The Moreau family welcomed us into their home and at their dinner table, generously sharing their idyllic life with us, all too briefly, in this peaceful part of the Cevennes.
The large old house stands at the edge of a quiet village next to a stream, bordered by their extensive vegetable gardens. Flowers abound in the grounds. There is is a pool to cool off in and relax by as well as shady corners to sit in. Our room, Havane, was light and airy with a spacious bathroom and a French window onto a balcony overlooking the surrounding hills.
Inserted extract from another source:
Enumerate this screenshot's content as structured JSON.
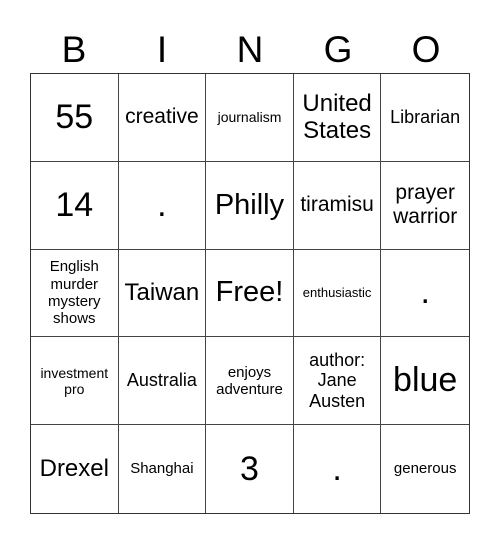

The road was directly below but, with little or no traffic, there was no noise to disturb a good night’s sleep.
Dinner began with an appetizer of peeled baby cucumber, the first of the season, stuffed with tapenade accompanied by quail’s eggs, then something in an earthenware pot with a lid (I have a picture but can’t remember what was under the lid), duck breast cooked perfectly on a barbecue with peaches, and finally panna cotta with a fruit coulis. I’m fairly sure there was a cheese course too but I don’t have a photograph to jog my memory. The ingredients were all locally produced, mostly from their own land, expertly cooked and served on a beautifully set table on a terrace overlooking their stream. It was far better than any restaurant. The conversation flowed, with our hosts politely tolerating our rusty French and helping out in English when necessary.
Breakfast the next morning, using the best quality local produce, was also taken above the stream in the invigorating fresh air beneath a canopy on the sunny terrace.. We were sorry to leave and will definitely try to stay there again. It would be a perfect base for an extended stay to explore the area or just simply to relax and unwind.